Le quattro Saint-Oyen legate da un’amicizia lunga 40 anni
Sabato 13 giugno il Saint-Oyen valdostano ha ospitato i festeggiamenti del quarantennale del gemellaggio
Un patto di fratellanza stretto 40 anni fa, ancora molto sentito dai cittadini, ma rinnovato ogni due anni in uno dei paesi coinvolti.
Sabato 13 giugno la piazza della chiesa di Saint-Oyen, nella vallata del Gran San Bernardo, ha accolto l’amministrazione comunale e la popolazione, nonché i loro omologhi francesi e svizzeri, per una giornata di festa in occasione del quarantennale del gemellaggio che li lega agli omonimi Comuni d’oltralpe.
Le quattro Saint-Oyen(s)
Il tradizionale raduno dei Saint-Oyen(s) riunisce, all’incirca ogni due anni, i quattro comuni che portano lo stesso nome: Saint-Oyen nella Tarentaise, in Savoia, Francia; Saint-Oyens nel Canton Vaud, in Svizzera, Saint-Oyen, frazione del comune di Montbellet, Saône-et-Loire, Francia e la nostra Saint-Oyen della Valle del Gran San Bernardo, Valle d’Aosta, Italia.
La celebrazione
«Vi diamo il benvenuto nel nostro villaggio, fatto di storia nascosta dietro a ogni angolo che ricordano i tanti passaggi importanti, tra i quali quelli di Carlo Magno, Napoleone e i pellegrini che un tempo percorrevano la Via Francigena per raggiungere Roma» ha detto il sindaco Alessio Desandré.
«Abbiamo scelto questa piazza perché rappresenta un po’ il centro della comunità, e perché è proprio qui che, 40 anni fa, è iniziato il nostro sodalizio.

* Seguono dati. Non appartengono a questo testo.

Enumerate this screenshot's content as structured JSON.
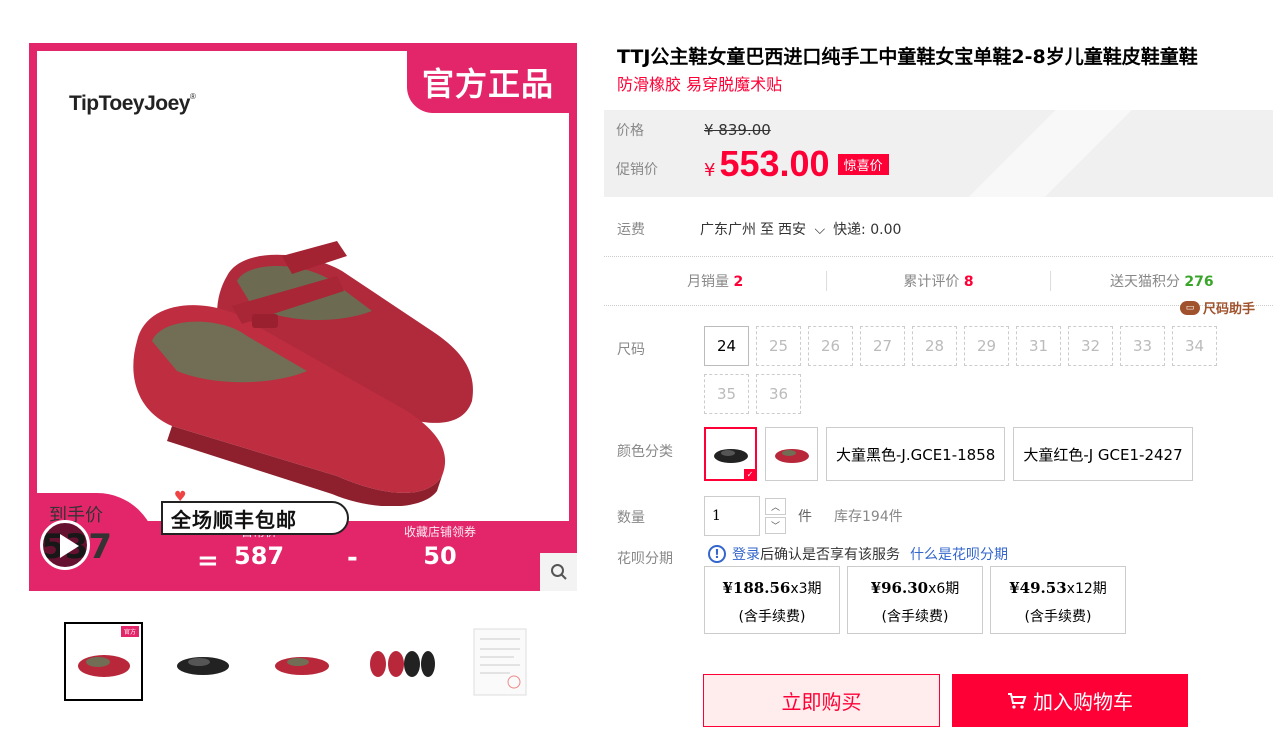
{
  "gallery": {
    "brand": "TipToeyJoey",
    "official_tag": "官方正品",
    "promo_ribbon": "全场顺丰包邮",
    "final_price_label": "到手价",
    "final_price_value": "537",
    "equals": "=",
    "regular_label": "日常价",
    "regular_value": "587",
    "minus": "-",
    "coupon_label": "收藏店铺领券",
    "coupon_value": "50"
  },
  "product": {
    "title": "TTJ公主鞋女童巴西进口纯手工中童鞋女宝单鞋2-8岁儿童鞋皮鞋童鞋",
    "subtitle": "防滑橡胶 易穿脱魔术贴"
  },
  "price": {
    "original_label": "价格",
    "original": "¥ 839.00",
    "promo_label": "促销价",
    "currency": "¥",
    "promo": "553.00",
    "promo_tag": "惊喜价"
  },
  "shipping": {
    "label": "运费",
    "from": "广东广州",
    "to_word": "至",
    "to": "西安",
    "express": "快递: 0.00"
  },
  "stats": {
    "monthly_label": "月销量",
    "monthly": "2",
    "reviews_label": "累计评价",
    "reviews": "8",
    "points_label": "送天猫积分",
    "points": "276",
    "size_helper": "尺码助手"
  },
  "size": {
    "label": "尺码",
    "options": [
      "24",
      "25",
      "26",
      "27",
      "28",
      "29",
      "31",
      "32",
      "33",
      "34",
      "35",
      "36"
    ],
    "selected": "24"
  },
  "color": {
    "label": "颜色分类",
    "text_options": [
      "大童黑色-J.GCE1-1858",
      "大童红色-J GCE1-2427"
    ]
  },
  "quantity": {
    "label": "数量",
    "value": "1",
    "unit": "件",
    "stock": "库存194件"
  },
  "installment": {
    "label": "花呗分期",
    "login": "登录",
    "note": "后确认是否享有该服务",
    "what": "什么是花呗分期",
    "plans": [
      {
        "amount": "¥188.56",
        "periods": "x3期",
        "fee": "(含手续费)"
      },
      {
        "amount": "¥96.30",
        "periods": "x6期",
        "fee": "(含手续费)"
      },
      {
        "amount": "¥49.53",
        "periods": "x12期",
        "fee": "(含手续费)"
      }
    ]
  },
  "actions": {
    "buy_now": "立即购买",
    "add_cart": "加入购物车"
  },
  "colors": {
    "accent": "#ff0036",
    "gallery_pink": "#e3266a",
    "shoe_red": "#b8283a"
  }
}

Spero che oggi si creino nuovi ricordi indimenticabili per tutti noi».
Al centro della commemorazione, il dono di un rigoglioso acero giapponese, piantato nella piazza accanto a una placca che ricorda il gemellaggio con Saint-Oyen della Tarantaise, in Savoia, con Saint-Oyen del Canton di Vaud, in Svizzera, e Saint-Oyen, frazione del Comune di Montbellet, in Borgogna (quest’ultimo inseritosi da 20 anni).

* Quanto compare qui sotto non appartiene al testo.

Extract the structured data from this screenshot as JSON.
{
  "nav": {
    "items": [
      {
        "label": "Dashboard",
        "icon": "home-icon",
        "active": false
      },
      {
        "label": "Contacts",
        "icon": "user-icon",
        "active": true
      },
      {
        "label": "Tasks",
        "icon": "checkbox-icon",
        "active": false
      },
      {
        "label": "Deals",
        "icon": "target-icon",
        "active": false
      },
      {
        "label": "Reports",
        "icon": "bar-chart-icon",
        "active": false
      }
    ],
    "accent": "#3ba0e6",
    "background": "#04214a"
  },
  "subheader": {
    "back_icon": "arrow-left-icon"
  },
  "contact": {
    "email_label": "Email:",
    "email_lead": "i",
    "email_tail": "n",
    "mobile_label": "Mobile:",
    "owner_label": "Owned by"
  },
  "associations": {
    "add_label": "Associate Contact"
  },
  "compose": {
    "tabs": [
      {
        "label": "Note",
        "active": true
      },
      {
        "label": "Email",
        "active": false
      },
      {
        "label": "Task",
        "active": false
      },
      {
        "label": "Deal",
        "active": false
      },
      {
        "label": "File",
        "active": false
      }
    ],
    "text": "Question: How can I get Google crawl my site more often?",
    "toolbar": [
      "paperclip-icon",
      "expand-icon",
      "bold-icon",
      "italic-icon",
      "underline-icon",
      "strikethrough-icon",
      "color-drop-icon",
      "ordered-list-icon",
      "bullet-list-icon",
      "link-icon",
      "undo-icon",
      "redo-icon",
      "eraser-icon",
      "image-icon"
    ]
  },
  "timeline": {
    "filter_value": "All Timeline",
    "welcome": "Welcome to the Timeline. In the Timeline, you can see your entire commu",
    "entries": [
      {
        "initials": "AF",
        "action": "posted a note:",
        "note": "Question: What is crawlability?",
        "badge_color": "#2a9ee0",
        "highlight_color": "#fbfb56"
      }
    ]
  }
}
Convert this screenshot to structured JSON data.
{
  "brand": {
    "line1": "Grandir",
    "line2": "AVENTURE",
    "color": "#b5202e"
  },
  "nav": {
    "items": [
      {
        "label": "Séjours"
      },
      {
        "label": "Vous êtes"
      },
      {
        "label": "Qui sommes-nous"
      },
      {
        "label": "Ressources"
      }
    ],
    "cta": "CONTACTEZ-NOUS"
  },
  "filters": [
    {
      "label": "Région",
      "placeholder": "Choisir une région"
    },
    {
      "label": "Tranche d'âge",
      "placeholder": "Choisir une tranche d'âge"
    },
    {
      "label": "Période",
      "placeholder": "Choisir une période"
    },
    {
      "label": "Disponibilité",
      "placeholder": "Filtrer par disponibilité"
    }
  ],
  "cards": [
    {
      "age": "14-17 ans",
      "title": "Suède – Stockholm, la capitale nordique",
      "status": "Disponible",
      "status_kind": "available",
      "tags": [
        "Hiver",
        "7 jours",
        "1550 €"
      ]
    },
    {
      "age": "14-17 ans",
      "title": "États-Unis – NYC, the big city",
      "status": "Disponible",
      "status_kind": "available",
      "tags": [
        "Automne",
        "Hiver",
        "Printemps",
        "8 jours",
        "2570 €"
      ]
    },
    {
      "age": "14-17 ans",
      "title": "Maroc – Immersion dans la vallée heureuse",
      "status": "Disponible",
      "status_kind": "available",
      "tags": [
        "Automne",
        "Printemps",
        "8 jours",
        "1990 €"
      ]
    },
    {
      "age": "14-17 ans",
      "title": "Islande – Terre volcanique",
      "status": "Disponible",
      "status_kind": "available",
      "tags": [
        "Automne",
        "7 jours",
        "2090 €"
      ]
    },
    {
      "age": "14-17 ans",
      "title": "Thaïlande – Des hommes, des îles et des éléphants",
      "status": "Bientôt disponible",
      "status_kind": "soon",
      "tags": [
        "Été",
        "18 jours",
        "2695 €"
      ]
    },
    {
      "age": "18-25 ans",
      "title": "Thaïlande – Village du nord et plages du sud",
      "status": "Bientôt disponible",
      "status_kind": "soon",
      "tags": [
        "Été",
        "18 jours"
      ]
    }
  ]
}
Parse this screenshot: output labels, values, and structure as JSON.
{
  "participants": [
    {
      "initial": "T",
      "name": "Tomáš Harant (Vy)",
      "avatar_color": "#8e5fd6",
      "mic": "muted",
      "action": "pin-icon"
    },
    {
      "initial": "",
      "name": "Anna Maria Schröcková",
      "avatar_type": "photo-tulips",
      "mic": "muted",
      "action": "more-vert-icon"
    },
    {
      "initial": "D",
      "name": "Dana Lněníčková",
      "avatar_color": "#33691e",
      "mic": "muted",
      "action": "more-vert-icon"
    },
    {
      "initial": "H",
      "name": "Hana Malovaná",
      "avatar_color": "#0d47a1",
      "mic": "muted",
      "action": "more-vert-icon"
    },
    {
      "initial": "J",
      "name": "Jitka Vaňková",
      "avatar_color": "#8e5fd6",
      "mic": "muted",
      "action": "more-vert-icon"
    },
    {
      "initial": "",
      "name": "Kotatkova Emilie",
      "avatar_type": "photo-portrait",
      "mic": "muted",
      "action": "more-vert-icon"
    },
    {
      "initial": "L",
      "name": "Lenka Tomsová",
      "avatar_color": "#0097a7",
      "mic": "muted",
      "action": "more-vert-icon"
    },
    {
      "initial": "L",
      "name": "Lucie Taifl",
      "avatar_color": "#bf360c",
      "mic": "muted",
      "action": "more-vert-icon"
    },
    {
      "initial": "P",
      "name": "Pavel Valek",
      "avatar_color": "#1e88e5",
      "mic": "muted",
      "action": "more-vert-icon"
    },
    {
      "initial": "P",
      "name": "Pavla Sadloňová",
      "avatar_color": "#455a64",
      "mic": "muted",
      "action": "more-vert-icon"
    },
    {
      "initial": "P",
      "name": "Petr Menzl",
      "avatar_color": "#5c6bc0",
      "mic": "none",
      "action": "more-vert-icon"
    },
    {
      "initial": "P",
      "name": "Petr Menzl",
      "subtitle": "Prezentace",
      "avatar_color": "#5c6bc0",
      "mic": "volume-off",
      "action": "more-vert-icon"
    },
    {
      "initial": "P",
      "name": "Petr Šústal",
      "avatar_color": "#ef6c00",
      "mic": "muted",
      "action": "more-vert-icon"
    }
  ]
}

«Quest’albero, giovane e luminoso, discreto per grandezza, ma profondo per il suo significato, vuole rappresentare il nostro rapporto di amicizia» ha detto Jacqueline Arnault, presidente dell’Association Saint-Oyen Patrimoine et Jumelage, di Saint-Oyen in Tarantaise.
«Le sue radici affonderanno in questo luogo, i suoi rami e le sue foglie accompagneranno le stagioni ma anche le feste che qui si terranno ancora. Georges Brassens cantava “auprès de mon arbre je vivais heureux”, è così che vogliamo sottolineare la forza della condivisione e la gioia di ritrovarci».

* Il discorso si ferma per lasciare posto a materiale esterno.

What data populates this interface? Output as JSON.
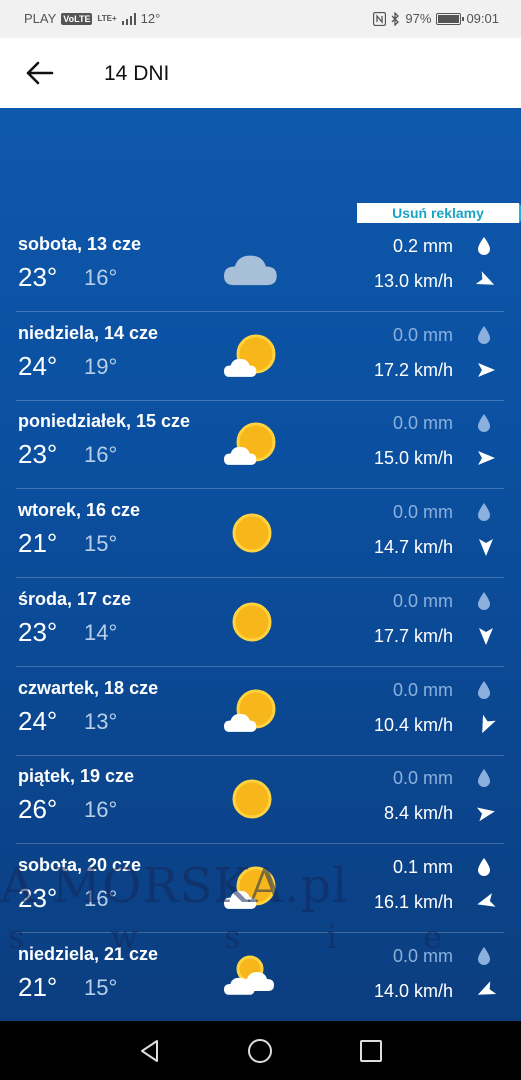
{
  "status": {
    "carrier": "PLAY",
    "volte": "VoLTE",
    "lte": "LTE+",
    "temp": "12°",
    "battery": "97%",
    "time": "09:01",
    "battery_fraction": 0.97
  },
  "appbar": {
    "title": "14 DNI"
  },
  "ad": {
    "label": "Usuń reklamy"
  },
  "days": [
    {
      "day": "sobota, 13 cze",
      "tmax": "23°",
      "tmin": "16°",
      "rain": "0.2 mm",
      "rain_active": true,
      "wind": "13.0 km/h",
      "icon": "cloud-icon",
      "wind_dir": 115
    },
    {
      "day": "niedziela, 14 cze",
      "tmax": "24°",
      "tmin": "19°",
      "rain": "0.0 mm",
      "rain_active": false,
      "wind": "17.2 km/h",
      "icon": "sun-cloud-icon",
      "wind_dir": 90
    },
    {
      "day": "poniedziałek, 15 cze",
      "tmax": "23°",
      "tmin": "16°",
      "rain": "0.0 mm",
      "rain_active": false,
      "wind": "15.0 km/h",
      "icon": "sun-cloud-icon",
      "wind_dir": 90
    },
    {
      "day": "wtorek, 16 cze",
      "tmax": "21°",
      "tmin": "15°",
      "rain": "0.0 mm",
      "rain_active": false,
      "wind": "14.7 km/h",
      "icon": "sun-icon",
      "wind_dir": 180
    },
    {
      "day": "środa, 17 cze",
      "tmax": "23°",
      "tmin": "14°",
      "rain": "0.0 mm",
      "rain_active": false,
      "wind": "17.7 km/h",
      "icon": "sun-icon",
      "wind_dir": 180
    },
    {
      "day": "czwartek, 18 cze",
      "tmax": "24°",
      "tmin": "13°",
      "rain": "0.0 mm",
      "rain_active": false,
      "wind": "10.4 km/h",
      "icon": "sun-cloud-icon",
      "wind_dir": 205
    },
    {
      "day": "piątek, 19 cze",
      "tmax": "26°",
      "tmin": "16°",
      "rain": "0.0 mm",
      "rain_active": false,
      "wind": "8.4 km/h",
      "icon": "sun-icon",
      "wind_dir": 80
    },
    {
      "day": "sobota, 20 cze",
      "tmax": "23°",
      "tmin": "16°",
      "rain": "0.1 mm",
      "rain_active": true,
      "wind": "16.1 km/h",
      "icon": "sun-cloud-icon",
      "wind_dir": 255
    },
    {
      "day": "niedziela, 21 cze",
      "tmax": "21°",
      "tmin": "15°",
      "rain": "0.0 mm",
      "rain_active": false,
      "wind": "14.0 km/h",
      "icon": "sun-clouds-icon",
      "wind_dir": 245
    }
  ],
  "watermark": {
    "big": "A MORSKA.pl",
    "small": "s w s i e c i"
  },
  "colors": {
    "sun": "#f7b71b",
    "sun_edge": "#ffd23f",
    "cloud": "#a7bfd9",
    "accent": "#1aa4c7"
  }
}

La giornata è proseguita con la visita all’antico forno del paese, ristrutturato dall’amministrazione comunale nel 2000 e rimesso in funzione nel 2024 dal proprietario Gerard Mellé.
«Anticamente vi era anche un mulino – ha spiegato Mellé – e le famiglie venivano a turno a preparare il pane con farina di grano e segale. Oggi abbiamo ripreso la tradizione della flantse, il pane dolce con zucchero o miele, che mangiamo nel periodo natalizio».
A seguire, la visita alla chiesa e alla mostra nelle sale dell’ex microcomunità con opere di Siro Viérin, Fulvio Vicquéry e Valerio Stradella, la discesa a Prenoud per la cerimonia ufficiale, un vin d’honneur e il pranzo conviviale.
Nel pomeriggiospazio a un mercatino con prodotti locali e la degustazione di generi gastronomici tipici dei tre paesi ospiti.